Another month, another upgrade for telecommunications contractor Service Stream (SSM). For the 2016 financial year, management now expects earnings before interest, tax, depreciation and amortisation (EBITDA) of at least $35 million. This is a significant improvement over the $25.4 million for the previous financial year and managing director Leigh Mackender is confident of further growth in the coming years. One of the few ASX-listed stocks to perform as well as Service Stream this past year was one we no longer own, Infigen Energy (IFN). Those of you invested with us since the beginning will remember this stock as a core holding for five years between 2010 and 2015. It was a frustrating investment and one that generated mediocre returns, up until the point it was sold. Since then the share price has been on a straight line rise from $0.30 to $1 by the end of May this year.

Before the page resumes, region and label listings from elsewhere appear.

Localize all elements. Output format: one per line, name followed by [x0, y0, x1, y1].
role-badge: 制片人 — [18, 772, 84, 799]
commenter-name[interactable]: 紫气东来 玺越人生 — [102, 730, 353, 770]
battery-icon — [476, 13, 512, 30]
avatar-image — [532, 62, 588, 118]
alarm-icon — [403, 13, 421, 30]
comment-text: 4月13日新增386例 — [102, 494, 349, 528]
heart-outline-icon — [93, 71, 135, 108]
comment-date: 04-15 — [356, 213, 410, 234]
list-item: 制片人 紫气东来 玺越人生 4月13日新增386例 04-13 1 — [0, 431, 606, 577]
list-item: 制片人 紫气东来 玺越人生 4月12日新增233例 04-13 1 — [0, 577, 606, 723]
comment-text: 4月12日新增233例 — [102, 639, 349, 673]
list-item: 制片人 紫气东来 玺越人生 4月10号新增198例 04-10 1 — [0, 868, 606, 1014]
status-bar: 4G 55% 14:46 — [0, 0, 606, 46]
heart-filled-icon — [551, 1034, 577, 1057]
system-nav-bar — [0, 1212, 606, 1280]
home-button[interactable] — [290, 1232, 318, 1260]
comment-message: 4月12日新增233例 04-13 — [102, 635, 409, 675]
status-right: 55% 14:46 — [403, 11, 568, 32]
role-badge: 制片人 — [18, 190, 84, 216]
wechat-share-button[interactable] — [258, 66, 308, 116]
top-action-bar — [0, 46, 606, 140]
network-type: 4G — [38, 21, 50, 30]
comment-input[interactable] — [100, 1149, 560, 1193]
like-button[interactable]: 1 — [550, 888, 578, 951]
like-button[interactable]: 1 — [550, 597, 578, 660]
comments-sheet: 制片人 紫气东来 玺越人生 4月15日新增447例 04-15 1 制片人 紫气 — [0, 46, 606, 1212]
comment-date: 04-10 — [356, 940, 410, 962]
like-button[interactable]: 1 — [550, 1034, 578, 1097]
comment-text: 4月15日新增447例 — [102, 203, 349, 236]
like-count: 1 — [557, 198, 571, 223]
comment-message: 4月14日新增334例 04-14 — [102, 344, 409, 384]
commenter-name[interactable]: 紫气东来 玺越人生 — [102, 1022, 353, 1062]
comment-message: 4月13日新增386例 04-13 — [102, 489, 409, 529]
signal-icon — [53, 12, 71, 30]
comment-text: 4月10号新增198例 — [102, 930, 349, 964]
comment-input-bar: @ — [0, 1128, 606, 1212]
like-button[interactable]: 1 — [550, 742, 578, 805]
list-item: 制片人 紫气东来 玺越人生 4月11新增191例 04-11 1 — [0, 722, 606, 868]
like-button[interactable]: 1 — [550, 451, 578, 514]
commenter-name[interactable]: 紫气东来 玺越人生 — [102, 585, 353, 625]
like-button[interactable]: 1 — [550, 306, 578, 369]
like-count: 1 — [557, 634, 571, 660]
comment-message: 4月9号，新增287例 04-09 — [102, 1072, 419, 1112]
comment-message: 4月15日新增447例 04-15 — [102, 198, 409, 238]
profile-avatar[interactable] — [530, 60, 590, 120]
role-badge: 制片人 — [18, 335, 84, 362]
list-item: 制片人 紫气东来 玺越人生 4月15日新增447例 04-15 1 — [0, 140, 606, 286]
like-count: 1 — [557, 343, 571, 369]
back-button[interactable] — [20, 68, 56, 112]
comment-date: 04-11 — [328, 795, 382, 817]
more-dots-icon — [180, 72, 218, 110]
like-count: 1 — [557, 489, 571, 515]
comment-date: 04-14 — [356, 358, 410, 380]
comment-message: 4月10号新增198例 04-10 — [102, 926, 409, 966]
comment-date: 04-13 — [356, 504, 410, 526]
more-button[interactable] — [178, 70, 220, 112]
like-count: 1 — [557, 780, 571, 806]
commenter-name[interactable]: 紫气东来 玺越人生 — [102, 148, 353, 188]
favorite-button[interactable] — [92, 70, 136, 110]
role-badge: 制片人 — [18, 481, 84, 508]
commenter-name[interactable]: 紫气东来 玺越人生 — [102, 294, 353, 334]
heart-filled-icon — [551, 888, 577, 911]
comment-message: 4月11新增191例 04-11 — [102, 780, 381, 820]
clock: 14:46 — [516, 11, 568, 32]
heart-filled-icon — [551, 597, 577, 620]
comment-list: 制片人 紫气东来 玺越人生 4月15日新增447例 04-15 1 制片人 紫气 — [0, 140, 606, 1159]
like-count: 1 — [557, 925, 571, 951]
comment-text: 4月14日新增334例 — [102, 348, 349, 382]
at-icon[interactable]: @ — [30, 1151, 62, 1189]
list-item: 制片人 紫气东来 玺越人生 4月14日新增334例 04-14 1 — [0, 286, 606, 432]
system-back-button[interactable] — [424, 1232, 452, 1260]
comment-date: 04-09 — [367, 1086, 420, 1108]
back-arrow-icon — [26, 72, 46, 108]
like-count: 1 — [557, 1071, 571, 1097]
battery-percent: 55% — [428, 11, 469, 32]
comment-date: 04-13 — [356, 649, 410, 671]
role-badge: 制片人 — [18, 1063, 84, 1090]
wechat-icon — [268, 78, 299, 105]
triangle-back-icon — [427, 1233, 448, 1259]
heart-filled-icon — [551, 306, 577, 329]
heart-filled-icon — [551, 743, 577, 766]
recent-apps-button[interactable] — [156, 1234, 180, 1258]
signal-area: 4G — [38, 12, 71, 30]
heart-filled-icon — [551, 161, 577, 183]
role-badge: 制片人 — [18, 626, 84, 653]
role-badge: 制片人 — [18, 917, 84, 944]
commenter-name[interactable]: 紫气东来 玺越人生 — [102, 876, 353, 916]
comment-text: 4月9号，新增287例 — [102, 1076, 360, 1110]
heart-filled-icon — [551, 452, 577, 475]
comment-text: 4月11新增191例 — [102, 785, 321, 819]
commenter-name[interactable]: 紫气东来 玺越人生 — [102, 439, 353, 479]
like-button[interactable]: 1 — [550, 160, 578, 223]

We thought we had a sound basis for selling the stock. After Infigen disposed of its US business for an underwhelming price, our analysis suggested the upside on its Australian assets was limited and that the group would likely need an equity raise to meet its debt commitments. With the security price up threefold since, either we were wrong, today’s investors are making a big mistake or, most likely, reality is somewhere between the two extremes. Either way, the decision to sell when we did was a costly one.

Early in the month, Watpac (WTP) made the disappointing announcement that its share buy-back will be terminated with immediate effect. It appears that not all capital management policies are as shareholder friendly as Service Stream’s. In our view, Watpac is in the fortunate position of having substantial excess capital, with net cash of $110 million at the end of December. We estimate that around half of this could be considered superfluous to the needs of running the business and should be returned to shareholders. The market capitalisation, currently $142 million, doesn’t come close to reflecting the worth of that extra capital. With significant historical justification — Watpac’s history is littered with poorly-timed capital allocation decisions — we have concerns that the cash balance will be wasted.

Later in the month, the company was awarded a $78 million contract to build the Riverlight residential development in Brisbane. Located six kilometres from Brisbane’s CBD, Riverlight will feature 240 apartments across two residential towers. There was no detail around expected duration, revenue or profitability of the contract, nor any analysis by management as to whether it will generate more value than returning capital to shareholders.